The plot will respond to changes in the unit cell parameters or zero correction made either by typing value(s) into the entry boxes or by sliding the bars to the left of each number. The zero correction is added to two-theta values. Whenever a data set is reselected, using the "Select peaklist" button in the upper left, the current value for the unit cell parameters are made the central value for the slider and all reflections within the requested angular range (see DisplayOptions) are generated.

Individual reflections can be labeled by holding the Shift key and clicking on the reflection position with the left mouse button (shift-left-click). All reflections can be labeled by holding Shift key and double-clicking anywhere in the plot with the left mouse button (shift-left-doubleclick). Individual reflection labels will be erased automatically after 10 seconds. This time can be changed in the DisplayOptions page; a erase time of 0 means that reflections labels are not automatically erased. To clear labels for all reflections, holding the Shift key and click anywhere with the right mouse button (shift-right-click). The size of reflection labels can be changed on the DisplayOptions page.

Note that the size for the reflection markers, with respect to the Y axis, is determined by the "Maximum and Minimum Y values" on the right side of the screen.


Fit is used for profile fitting of selected regions of a pattern. Peaks are fit with a pseudo-Voigt where eta is the "mixing term." A value of 0 for eta is a completely Gaussian peak shape and a value of 1 is a completely Lorenztian peak shape.

To fit peaks, first a data set is selected using the button in the upper left. Then a range of data is selected using the mouse to zoom in on a region, or by typing a upper and lower two-theta value in the "Range to fit" boxes. The range must contain less than 1000 data points.

Peaks are added to the table by pressing the "set" button to the right of the peak table and then clicking with the left mouse button on the appropriate location on the graph while holding the control key down (control-left-click). Peaks can also be redefined using this same mechanism. It is also possible to add peaks by holding down the control key while double-clicking (control-left double-click) on the peak.

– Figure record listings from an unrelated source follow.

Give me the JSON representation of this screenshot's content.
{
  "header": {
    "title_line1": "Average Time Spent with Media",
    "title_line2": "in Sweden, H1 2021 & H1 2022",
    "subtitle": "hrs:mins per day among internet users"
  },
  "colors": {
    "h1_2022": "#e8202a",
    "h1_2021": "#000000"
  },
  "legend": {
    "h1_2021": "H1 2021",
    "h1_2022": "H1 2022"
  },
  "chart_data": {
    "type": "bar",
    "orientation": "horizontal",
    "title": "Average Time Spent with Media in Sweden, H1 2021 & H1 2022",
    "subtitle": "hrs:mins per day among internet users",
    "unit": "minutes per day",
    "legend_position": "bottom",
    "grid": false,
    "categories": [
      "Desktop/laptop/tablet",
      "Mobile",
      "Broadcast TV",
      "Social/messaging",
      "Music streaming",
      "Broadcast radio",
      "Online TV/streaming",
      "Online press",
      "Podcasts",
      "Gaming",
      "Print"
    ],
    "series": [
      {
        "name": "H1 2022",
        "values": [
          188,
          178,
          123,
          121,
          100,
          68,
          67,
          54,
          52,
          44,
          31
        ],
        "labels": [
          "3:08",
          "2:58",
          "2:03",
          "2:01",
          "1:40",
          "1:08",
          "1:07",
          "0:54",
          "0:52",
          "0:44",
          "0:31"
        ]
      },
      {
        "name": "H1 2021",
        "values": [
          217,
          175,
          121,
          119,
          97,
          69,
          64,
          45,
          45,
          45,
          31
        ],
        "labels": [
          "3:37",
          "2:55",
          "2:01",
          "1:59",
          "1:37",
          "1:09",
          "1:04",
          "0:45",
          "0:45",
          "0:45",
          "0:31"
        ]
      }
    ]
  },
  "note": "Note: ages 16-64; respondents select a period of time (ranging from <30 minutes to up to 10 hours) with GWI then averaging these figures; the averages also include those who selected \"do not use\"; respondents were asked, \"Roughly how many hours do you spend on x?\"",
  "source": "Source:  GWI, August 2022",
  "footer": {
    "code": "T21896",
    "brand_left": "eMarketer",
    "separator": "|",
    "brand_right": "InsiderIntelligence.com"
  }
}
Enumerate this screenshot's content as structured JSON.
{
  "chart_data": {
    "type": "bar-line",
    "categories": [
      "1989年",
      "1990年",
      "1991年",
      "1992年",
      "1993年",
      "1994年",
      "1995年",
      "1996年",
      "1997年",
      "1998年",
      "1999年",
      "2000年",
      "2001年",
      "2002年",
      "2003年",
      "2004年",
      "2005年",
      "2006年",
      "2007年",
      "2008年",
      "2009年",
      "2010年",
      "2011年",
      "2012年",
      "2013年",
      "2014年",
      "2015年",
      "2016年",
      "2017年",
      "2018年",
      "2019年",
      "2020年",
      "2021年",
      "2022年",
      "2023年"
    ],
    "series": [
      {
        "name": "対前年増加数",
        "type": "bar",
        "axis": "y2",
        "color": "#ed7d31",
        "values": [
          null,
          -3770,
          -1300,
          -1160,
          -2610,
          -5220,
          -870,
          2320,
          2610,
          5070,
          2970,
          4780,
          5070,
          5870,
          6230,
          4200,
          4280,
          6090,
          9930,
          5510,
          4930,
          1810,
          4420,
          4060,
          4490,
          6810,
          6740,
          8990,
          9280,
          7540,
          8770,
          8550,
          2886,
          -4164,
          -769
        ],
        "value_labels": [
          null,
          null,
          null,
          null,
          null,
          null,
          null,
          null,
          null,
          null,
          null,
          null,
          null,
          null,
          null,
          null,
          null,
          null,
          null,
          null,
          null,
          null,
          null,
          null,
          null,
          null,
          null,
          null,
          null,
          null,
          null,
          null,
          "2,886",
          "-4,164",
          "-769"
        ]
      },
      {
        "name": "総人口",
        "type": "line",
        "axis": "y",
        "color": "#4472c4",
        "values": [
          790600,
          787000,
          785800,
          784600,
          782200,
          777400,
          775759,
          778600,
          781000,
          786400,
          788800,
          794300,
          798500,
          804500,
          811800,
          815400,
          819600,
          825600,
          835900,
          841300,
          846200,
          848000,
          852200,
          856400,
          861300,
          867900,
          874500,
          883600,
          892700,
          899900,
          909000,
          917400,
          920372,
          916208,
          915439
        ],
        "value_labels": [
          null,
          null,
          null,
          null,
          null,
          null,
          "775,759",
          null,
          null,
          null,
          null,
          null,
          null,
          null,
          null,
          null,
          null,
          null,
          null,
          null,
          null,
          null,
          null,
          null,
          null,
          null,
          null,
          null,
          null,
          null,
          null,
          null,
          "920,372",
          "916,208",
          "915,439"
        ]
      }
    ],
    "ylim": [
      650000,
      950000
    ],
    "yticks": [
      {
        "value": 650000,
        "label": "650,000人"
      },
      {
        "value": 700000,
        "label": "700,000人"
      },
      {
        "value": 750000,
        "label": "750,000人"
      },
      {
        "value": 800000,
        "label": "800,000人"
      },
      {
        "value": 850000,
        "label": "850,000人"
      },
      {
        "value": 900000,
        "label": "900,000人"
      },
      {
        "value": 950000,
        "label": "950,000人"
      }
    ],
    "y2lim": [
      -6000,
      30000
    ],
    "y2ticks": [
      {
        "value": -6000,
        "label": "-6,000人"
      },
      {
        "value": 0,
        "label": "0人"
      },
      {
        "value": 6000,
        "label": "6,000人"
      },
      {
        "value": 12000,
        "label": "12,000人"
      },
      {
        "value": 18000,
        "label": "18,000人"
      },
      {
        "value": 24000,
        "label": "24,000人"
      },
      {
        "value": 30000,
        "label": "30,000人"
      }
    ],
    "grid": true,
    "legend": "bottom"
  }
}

Once at least one peak has been entered, and a suitable range has been selected, a "Run GPLSFT" button appears. Select the parameters to be refined, by clicking on the appropriate boxes to the right of the parameters and then press "Run GPLSFT" to optimize the parameters. The least-squares algorithm in the program is far from robust. You are encouraged to first refine the area and FWHM terms and then add background and eta and peak positions after reasonable fits are obtained.

The GPLSFT program can use the Finger-Cox-Jephcoat correction for peak asymmetry. For this correction, three terms must be known: the diffractometer radius, the half-height (or half-width) of the sample and of the detector. Values may be specified in any consistent units. NIST would prefer that you use metric units, of course. While these values can be refined, do so with care: do not refine too many variables at the same time, use a small number of cycles and set the damping factor to a small number.

Note that the output from the refinement is either shown on the plot, or in a separate window, determined by a value set in the DisplayOptions page.


This page is used to set values used in other parts of the program.

The "Plot options" determine how data is displayed and recorded

The "Peak Fit Options" are used for the Fit section of the program. The "EditCell options" are used in the EditCell section of the program.


This provides a bit of information about the modes of the program.


CMPR is designed to be expanded. Read the code and send me any extensions you create. Have fun! 
Neither the author nor the U.S. Government makes any warranty, expressed or implied, or assumes any liability or responsibility for the use of this information or the software described here. Brand names cited here are used for identification purposes and do not constitute an endorsement by NIST.